Sunday, June 10
A Natural History of the Senses
The Amazon source page indicates that A Natural History of the Senses (Book #14) cites 91 books, and in turn it is cited by 403 others. Not bad for a book that's been around for a little over 15 years.In my very first creative writing class, our professor, a Jesuit in the making who loved floral shirts, forced us listen to Everything But the Girl's "Didn't Know I Was Looking For Love," loads of post-Police and pre-tantric sex Sting, Madonna reading a poem by Pablo Neruda, and one time, dolphin sounds. Among all the things he introduced us to, the one that stayed the most with me was reading excerpts of Diane Ackerman's A Natural History of the Senses.
I kept the pages on the history of kissing and synesthesia that he gave us. Last year, I saw a copy of the book in one of the table sales by student orgs lining up the AS Walk. The pages were already yellowing and it was rather dog-eared, but since I haven't seen it anywhere else (or too expensive everywhere else) I got it for PhP200.

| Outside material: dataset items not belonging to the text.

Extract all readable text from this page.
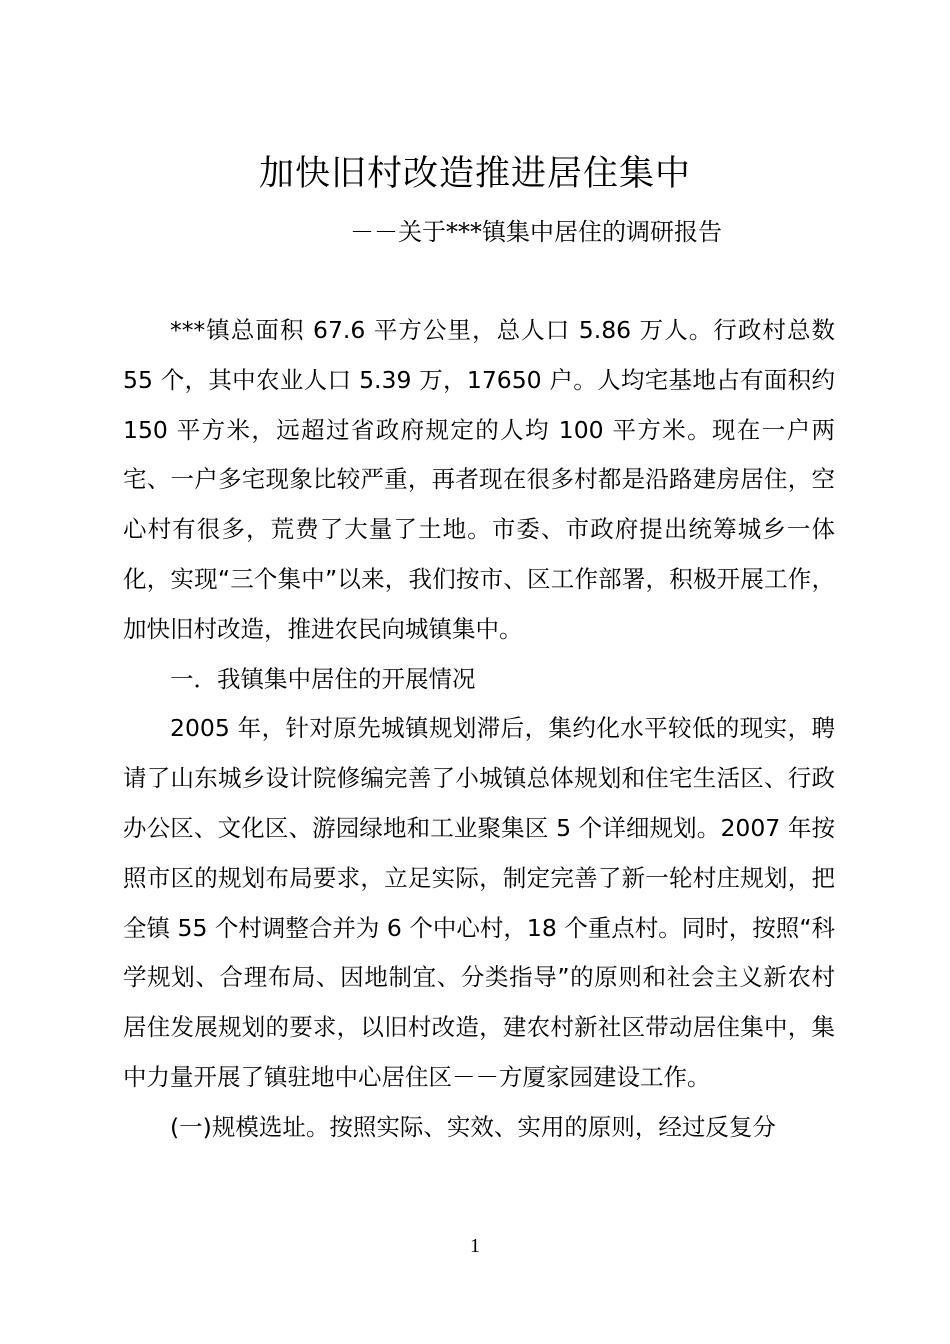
加快旧村改造推进居住集中
－－关于***镇集中居住的调研报告

***镇总面积 67.6 平方公里，总人口 5.86 万人。行政村总数 55 个，其中农业人口 5.39 万，17650 户。人均宅基地占有面积约 150 平方米，远超过省政府规定的人均 100 平方米。现在一户两宅、一户多宅现象比较严重，再者现在很多村都是沿路建房居住，空心村有很多，荒费了大量了土地。市委、市政府提出统筹城乡一体化，实现“三个集中”以来，我们按市、区工作部署，积极开展工作，加快旧村改造，推进农民向城镇集中。

一．我镇集中居住的开展情况

2005 年，针对原先城镇规划滞后，集约化水平较低的现实，聘请了山东城乡设计院修编完善了小城镇总体规划和住宅生活区、行政办公区、文化区、游园绿地和工业聚集区 5 个详细规划。2007 年按照市区的规划布局要求，立足实际，制定完善了新一轮村庄规划，把全镇 55 个村调整合并为 6 个中心村，18 个重点村。同时，按照“科学规划、合理布局、因地制宜、分类指导”的原则和社会主义新农村居住发展规划的要求，以旧村改造，建农村新社区带动居住集中，集中力量开展了镇驻地中心居住区－－方厦家园建设工作。

(一)规模选址。按照实际、实效、实用的原则，经过反复分

1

Ackerman accompanied me through many lunches and afternoons spent in my office in between classes. One reviewer commented that the book isn't made for cover to cover reading, and I must agree. But only because I believe this is a book that must be savored, sensually experienced over time. There's really not too much history in the book per se--it's science or nature writing really. But the botto line is that you get to learn a lot of things. For example, that musk, a key ingredient in perfume, was discovered up in the mountains by lonely goatherds who had nothing else to do but observe that a red jelly-like substance forms on sheep's genitalia. Or was it a goat? That by choosing to wear a scent, what we really are declaring is that we are ripe with pheromones and we want to mate. "Do you think I'm more shaggable when I smell like grapefruit and oranges or when I smell like a tennis player?" Of course, one never asks the sales person this over the counter. This all happens deep in our bones and veins, at the tips of our neurons and synapses, a kind of shared unspeakable memory.
A Natural History of the Senses is best read in spurts and stretches. Often I told myself I'd just finish one little bit, just this piece about perfume. Ackerman's language has a lusciousness to it, or as one reviewer said, it's all about "the heady succulence of life." I can only experience and live with too much headiness or succulence. It's perhaps why it took me several months to finish this. I also admire her ability to include the self in topics like a shuttle launch, or leaves turning red in the fall, or the pursuit of butterflies and glaciers. Some reviewers tag Ackerman as a little self-absorbed because of this. I don't mind it at all.